D’assez bonne heure (dès ma première année de médecine), sans accepter aucun dogme religieux ou philosophique, j’étais assez bien arrivé à concilier toutes mes tendances, à me confectionner un cadre solide de vie, de pensée ; une façon de morale. Cadre limité, mais je ne souffrais pas de ces limites. J’y trouvais même un sentiment de quiétude. Vivre satisfait entre les limites que je m’étais assignées était devenu pour moi la condition d’un bien-être que je sentais indispensable à mon travail. Ainsi, très tôt, je m’étais commodément installé au centre de quelques principes — j’écris principes, à défaut de mieux ; le terme est prétentieux, et forcé, — principes qui convenaient aux besoins de ma nature, et à mon existence de médecin. (En gros : une philosophie élémentaire d’homme d’action, basée sur le culte de l’énergie, l’exercice de la volonté, etc.)

Rigoureusement vrai, en tout cas, pour la période d’avant-guerre. Vrai, même, pour la période de guerre, au moins jusqu’à ma première blessure.
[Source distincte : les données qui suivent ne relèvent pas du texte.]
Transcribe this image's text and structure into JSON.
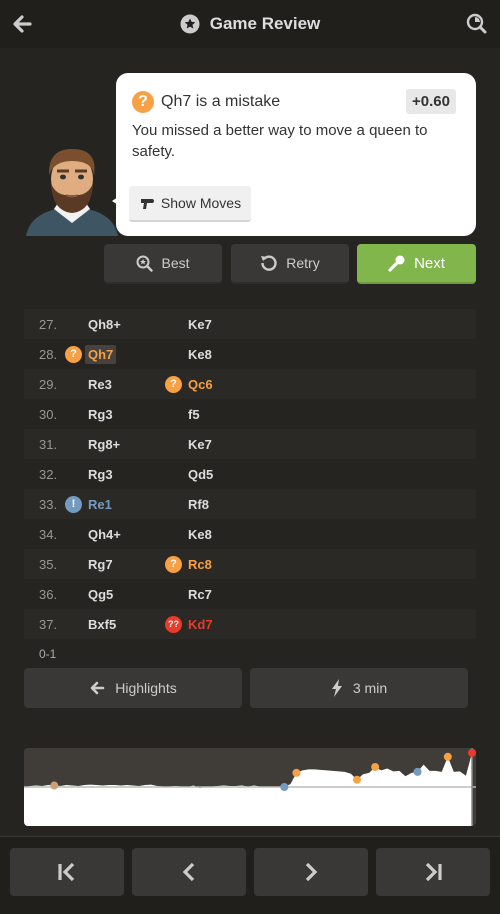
{
  "header": {
    "title": "Game Review",
    "back_icon": "arrow-left-icon",
    "title_icon": "star-circle-icon",
    "analysis_icon": "magnifier-icon"
  },
  "coach": {
    "headline": "Qh7 is a mistake",
    "evaluation": "+0.60",
    "description": "You missed a better way to move a queen to safety.",
    "show_moves_label": "Show Moves"
  },
  "actions": {
    "best": "Best",
    "retry": "Retry",
    "next": "Next"
  },
  "colors": {
    "mistake": "#f7a044",
    "blunder": "#e93a2a",
    "great": "#749bbf",
    "next_button": "#81b64c",
    "background": "#262421"
  },
  "moves": [
    {
      "num": "27.",
      "white": "Qh8+",
      "black": "Ke7"
    },
    {
      "num": "28.",
      "white": "Qh7",
      "white_tag": "mistake",
      "white_selected": true,
      "black": "Ke8"
    },
    {
      "num": "29.",
      "white": "Re3",
      "black": "Qc6",
      "black_tag": "mistake"
    },
    {
      "num": "30.",
      "white": "Rg3",
      "black": "f5"
    },
    {
      "num": "31.",
      "white": "Rg8+",
      "black": "Ke7"
    },
    {
      "num": "32.",
      "white": "Rg3",
      "black": "Qd5"
    },
    {
      "num": "33.",
      "white": "Re1",
      "white_tag": "great",
      "black": "Rf8"
    },
    {
      "num": "34.",
      "white": "Qh4+",
      "black": "Ke8"
    },
    {
      "num": "35.",
      "white": "Rg7",
      "black": "Rc8",
      "black_tag": "mistake"
    },
    {
      "num": "36.",
      "white": "Qg5",
      "black": "Rc7"
    },
    {
      "num": "37.",
      "white": "Bxf5",
      "black": "Kd7",
      "black_tag": "blunder"
    }
  ],
  "result": "0-1",
  "bottom": {
    "highlights": "Highlights",
    "time_control": "3 min"
  },
  "chart_data": {
    "type": "area",
    "ylim": [
      -8,
      8
    ],
    "evals": [
      0,
      0.2,
      0.3,
      0.2,
      0.4,
      0.3,
      0.2,
      0.4,
      0.3,
      0.2,
      0.4,
      0.5,
      0.4,
      0.3,
      0.4,
      0.4,
      0.3,
      0.4,
      0.3,
      0.2,
      0.4,
      0.5,
      0.2,
      0.1,
      0.1,
      0.2,
      0.1,
      0.0,
      0.3,
      -0.2,
      0.0,
      0.1,
      0.2,
      0.3,
      0.2,
      0.2,
      0.3,
      0.1,
      0.3,
      0.1,
      0.0,
      0.0,
      0.1,
      0.0,
      0.6,
      2.9,
      3.4,
      3.6,
      3.6,
      3.5,
      3.4,
      3.3,
      3.2,
      3.1,
      2.7,
      1.5,
      2.6,
      2.9,
      4.1,
      3.4,
      3.8,
      3.2,
      3.3,
      2.2,
      2.9,
      3.1,
      4.6,
      3.3,
      3.3,
      3.1,
      6.2,
      3.1,
      3.2,
      2.3,
      7.0
    ],
    "markers": [
      {
        "ply": 5,
        "type": "book",
        "color": "#c9a178"
      },
      {
        "ply": 43,
        "type": "great",
        "color": "#749bbf"
      },
      {
        "ply": 45,
        "type": "mistake",
        "color": "#f7a044"
      },
      {
        "ply": 55,
        "type": "mistake",
        "color": "#f7a044"
      },
      {
        "ply": 58,
        "type": "mistake",
        "color": "#f7a044"
      },
      {
        "ply": 65,
        "type": "great",
        "color": "#749bbf"
      },
      {
        "ply": 70,
        "type": "mistake",
        "color": "#f7a044"
      },
      {
        "ply": 74,
        "type": "blunder",
        "color": "#e93a2a"
      }
    ]
  },
  "nav": {
    "first": "skip-back-icon",
    "prev": "chevron-left-icon",
    "next": "chevron-right-icon",
    "last": "skip-forward-icon"
  }
}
Alors (convalescence à l’hôpital de Saint-Dizier), j’ai commencé à remettre en question certaines façons de penser et de se conduire qui m’avaient assuré jusque-là une certaine pondération, une confortable harmonie, et m’avaient permis de tirer bon rendement de mes facultés.

Fatigué. J’hésite à poursuivre cette espèce d’analyse. Manque d’entraînement. Je m’y enferre. Plus j’avance, plus ce que j’écris sur moi me semble sujet à caution.

Par exemple. Je songe à quelques-uns des actes les plus importants de ma vie. Je constate que ceux que j’ai accomplis avec le maximum de spontanéité étaient justement en contradiction flagrante avec les fameux « principes ». À chacune de ces minutes décisives, j’ai pris des résolutions que mon « éthique » ne justifiait pas. Des résolutions qui m’étaient imposées soudain par une force intérieure plus impérieuse que toutes les habitudes, que tous les raisonnements. À la suite de quoi, j’étais généralement amené à douter de cette « éthique », et de moi-même. Je me demandais alors avec inquiétude : « Suis-je vraiment l’homme que je crois être ? » (Inquiétudes qui, somme toute, se dissipaient vite, et ne m’empêchaient pas de reprendre équilibre sur mes positions coutumières.)

Ici, ce soir (solitude, recul), j’aperçois avec assez de netteté que, par ces règles de vie, par le pli que j’avais pris de m’y soumettre, je m’étais déformé, artificiellement, sans le vouloir, et que je m’étais créé une sorte de masque. Et le port de ce masque avait peu à peu modifié mon caractère originel. Dans le courant de l’existence, (et puis, guère de loisir pour couper des cheveux en quatre), je me conformais sans effort à ce caractère fabriqué. Mais, à certaines heures graves, les décisions qu’il m’arrivait spontanément de prendre étaient sans doute des réactions de mon caractère véritable, démasquant brusquement le fond réel de ma nature.